Sobre una loma, entre granados y palmas, mirando al vasto
mar y al sol poniente, encendía los azulejos de
sus redondas cúpulas coloniales San Martín
de los Mostenses. En el campanario sin campanas levantaba
el brillo de su bayoneta un centinela. San Martín
de los Mostenses, aquel desmantelado convento de donde
una lejana revolución había expulsado a
los frailes, era por mudanzas del tiempo Cuartel del Presidente
Don Santos Banderas. Tirano Banderas.
El Generalito acababa de llegar con algunos batallones
de indios, después de haber fusilado a los insurrectos
de Zamalpoa: Inmóvil y taciturno, agaritado de
perfil en una remota ventana, atento al relevo de guardias
en la campa barcina del convento, parece una calavera
con antiparras negras y corbatín de clérigo.
(Primera parte, libro primero, pág.15)
La ciudad se encendía de reflejos sobre la marina
esmeralda. La brisa era fragante, plena de azahares y
tamarindos. En el cielo, remoto y desierto, subían
globos de verbena, con cauda de luces. Santa Fe celebraba
sus ferias otoñales, tradición que venía
del tiempo de los virreyes españoles. (...)
La ciudad, pueril ajedrezado de blancas y rosadas azoteas,
tenia una luminosa palpitación, acastillada en
la curva del Puerto. La marina era llena de cabrilleos,
y en la desolación azul, toda azul, de la tarde,
encendían su roja llamarada las cornetas de los
cuarteles. (pág. 21)
Luminoso bullicio de pregones, guitarros, faroles y gallardetes.
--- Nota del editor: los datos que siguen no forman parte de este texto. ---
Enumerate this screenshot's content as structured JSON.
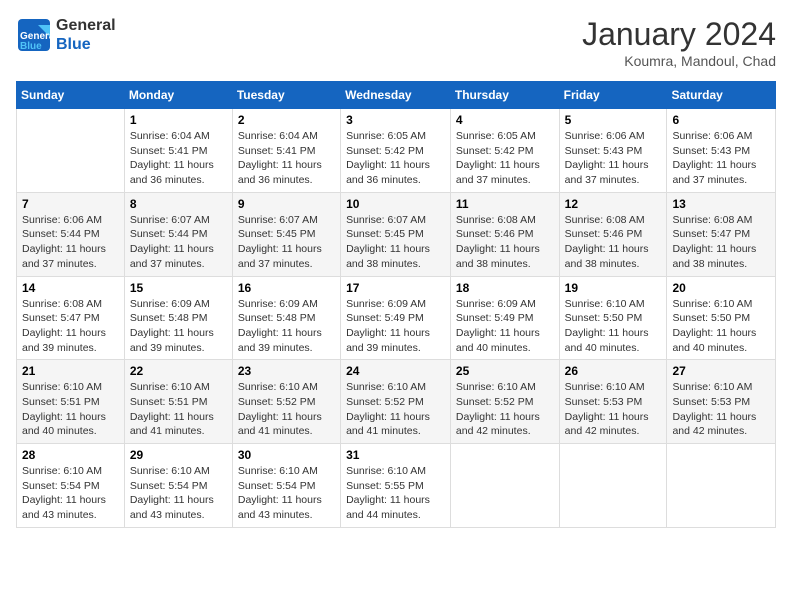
{
  "header": {
    "logo_line1": "General",
    "logo_line2": "Blue",
    "month_title": "January 2024",
    "location": "Koumra, Mandoul, Chad"
  },
  "days_of_week": [
    "Sunday",
    "Monday",
    "Tuesday",
    "Wednesday",
    "Thursday",
    "Friday",
    "Saturday"
  ],
  "weeks": [
    [
      {
        "day": "",
        "info": ""
      },
      {
        "day": "1",
        "info": "Sunrise: 6:04 AM\nSunset: 5:41 PM\nDaylight: 11 hours\nand 36 minutes."
      },
      {
        "day": "2",
        "info": "Sunrise: 6:04 AM\nSunset: 5:41 PM\nDaylight: 11 hours\nand 36 minutes."
      },
      {
        "day": "3",
        "info": "Sunrise: 6:05 AM\nSunset: 5:42 PM\nDaylight: 11 hours\nand 36 minutes."
      },
      {
        "day": "4",
        "info": "Sunrise: 6:05 AM\nSunset: 5:42 PM\nDaylight: 11 hours\nand 37 minutes."
      },
      {
        "day": "5",
        "info": "Sunrise: 6:06 AM\nSunset: 5:43 PM\nDaylight: 11 hours\nand 37 minutes."
      },
      {
        "day": "6",
        "info": "Sunrise: 6:06 AM\nSunset: 5:43 PM\nDaylight: 11 hours\nand 37 minutes."
      }
    ],
    [
      {
        "day": "7",
        "info": "Sunrise: 6:06 AM\nSunset: 5:44 PM\nDaylight: 11 hours\nand 37 minutes."
      },
      {
        "day": "8",
        "info": "Sunrise: 6:07 AM\nSunset: 5:44 PM\nDaylight: 11 hours\nand 37 minutes."
      },
      {
        "day": "9",
        "info": "Sunrise: 6:07 AM\nSunset: 5:45 PM\nDaylight: 11 hours\nand 37 minutes."
      },
      {
        "day": "10",
        "info": "Sunrise: 6:07 AM\nSunset: 5:45 PM\nDaylight: 11 hours\nand 38 minutes."
      },
      {
        "day": "11",
        "info": "Sunrise: 6:08 AM\nSunset: 5:46 PM\nDaylight: 11 hours\nand 38 minutes."
      },
      {
        "day": "12",
        "info": "Sunrise: 6:08 AM\nSunset: 5:46 PM\nDaylight: 11 hours\nand 38 minutes."
      },
      {
        "day": "13",
        "info": "Sunrise: 6:08 AM\nSunset: 5:47 PM\nDaylight: 11 hours\nand 38 minutes."
      }
    ],
    [
      {
        "day": "14",
        "info": "Sunrise: 6:08 AM\nSunset: 5:47 PM\nDaylight: 11 hours\nand 39 minutes."
      },
      {
        "day": "15",
        "info": "Sunrise: 6:09 AM\nSunset: 5:48 PM\nDaylight: 11 hours\nand 39 minutes."
      },
      {
        "day": "16",
        "info": "Sunrise: 6:09 AM\nSunset: 5:48 PM\nDaylight: 11 hours\nand 39 minutes."
      },
      {
        "day": "17",
        "info": "Sunrise: 6:09 AM\nSunset: 5:49 PM\nDaylight: 11 hours\nand 39 minutes."
      },
      {
        "day": "18",
        "info": "Sunrise: 6:09 AM\nSunset: 5:49 PM\nDaylight: 11 hours\nand 40 minutes."
      },
      {
        "day": "19",
        "info": "Sunrise: 6:10 AM\nSunset: 5:50 PM\nDaylight: 11 hours\nand 40 minutes."
      },
      {
        "day": "20",
        "info": "Sunrise: 6:10 AM\nSunset: 5:50 PM\nDaylight: 11 hours\nand 40 minutes."
      }
    ],
    [
      {
        "day": "21",
        "info": "Sunrise: 6:10 AM\nSunset: 5:51 PM\nDaylight: 11 hours\nand 40 minutes."
      },
      {
        "day": "22",
        "info": "Sunrise: 6:10 AM\nSunset: 5:51 PM\nDaylight: 11 hours\nand 41 minutes."
      },
      {
        "day": "23",
        "info": "Sunrise: 6:10 AM\nSunset: 5:52 PM\nDaylight: 11 hours\nand 41 minutes."
      },
      {
        "day": "24",
        "info": "Sunrise: 6:10 AM\nSunset: 5:52 PM\nDaylight: 11 hours\nand 41 minutes."
      },
      {
        "day": "25",
        "info": "Sunrise: 6:10 AM\nSunset: 5:52 PM\nDaylight: 11 hours\nand 42 minutes."
      },
      {
        "day": "26",
        "info": "Sunrise: 6:10 AM\nSunset: 5:53 PM\nDaylight: 11 hours\nand 42 minutes."
      },
      {
        "day": "27",
        "info": "Sunrise: 6:10 AM\nSunset: 5:53 PM\nDaylight: 11 hours\nand 42 minutes."
      }
    ],
    [
      {
        "day": "28",
        "info": "Sunrise: 6:10 AM\nSunset: 5:54 PM\nDaylight: 11 hours\nand 43 minutes."
      },
      {
        "day": "29",
        "info": "Sunrise: 6:10 AM\nSunset: 5:54 PM\nDaylight: 11 hours\nand 43 minutes."
      },
      {
        "day": "30",
        "info": "Sunrise: 6:10 AM\nSunset: 5:54 PM\nDaylight: 11 hours\nand 43 minutes."
      },
      {
        "day": "31",
        "info": "Sunrise: 6:10 AM\nSunset: 5:55 PM\nDaylight: 11 hours\nand 44 minutes."
      },
      {
        "day": "",
        "info": ""
      },
      {
        "day": "",
        "info": ""
      },
      {
        "day": "",
        "info": ""
      }
    ]
  ]
}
Santa Fe se regocijaba con un vértigo encendido,
con una calentura de luz y tinieblas. El aguardiente y
el falcón del indio, la baraja y el baile lleno
de lujurias, encadenaban una sucesión de imágenes
violentas y tumultuosas. Sentíase la oscura y desolada
palpitación de la vida sobre la fosa abierta. Santa
Fe, con una furia trágica y devoradora del tiempo,
escapaba del terrorífico sopor cotidiano, con el
grito de sus ferias, tumultuoso como un grito bélico.
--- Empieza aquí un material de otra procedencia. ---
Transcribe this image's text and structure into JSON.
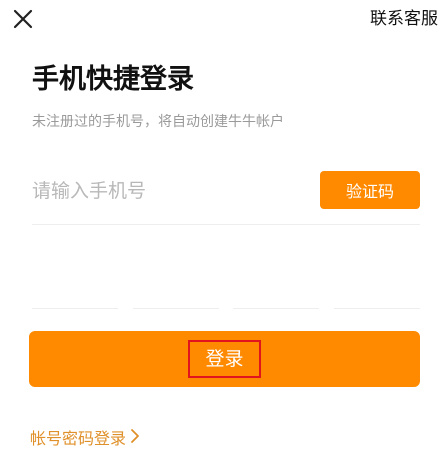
{
  "header": {
    "close_icon": "close-icon",
    "support_label": "联系客服"
  },
  "login": {
    "title": "手机快捷登录",
    "subtitle": "未注册过的手机号，将自动创建牛牛帐户",
    "phone_placeholder": "请输入手机号",
    "phone_value": "",
    "get_code_label": "验证码",
    "code_boxes": 4,
    "submit_label": "登录",
    "password_login_label": "帐号密码登录",
    "password_login_icon": "chevron-right-icon"
  },
  "colors": {
    "accent": "#ff8a00",
    "link": "#e0902a",
    "highlight_border": "#e1141d",
    "placeholder": "#b8b8b8",
    "subtitle": "#9a9a9a"
  }
}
En la lumbrada del ocaso, sobre la loma de granados y
palmas, encendía los azulejos de sus redondas cúpulas
coloniales San Martín de los Mostenses. (Libro
segundo, pág.26)
Comentarios
Los tres primeros párrafos acercan al protagonista:
la ciudad, el convento, la ventana. Santa Fe, en oración
nominal con los trazos impresionistas de cuatro sustantivos.
San Martín de los Mostenses, llameante por sus
azulejos. La remota ventana y el perfil del Tirano.
La ciudad, una y otra vez, se describe en fiesta demencial.
Adornos, músicas, bailes, calenturas de luz y tinieblas,
palpitación de vida sobre la fosa abierta, ante
el vigía de la ventana y el campanario militar.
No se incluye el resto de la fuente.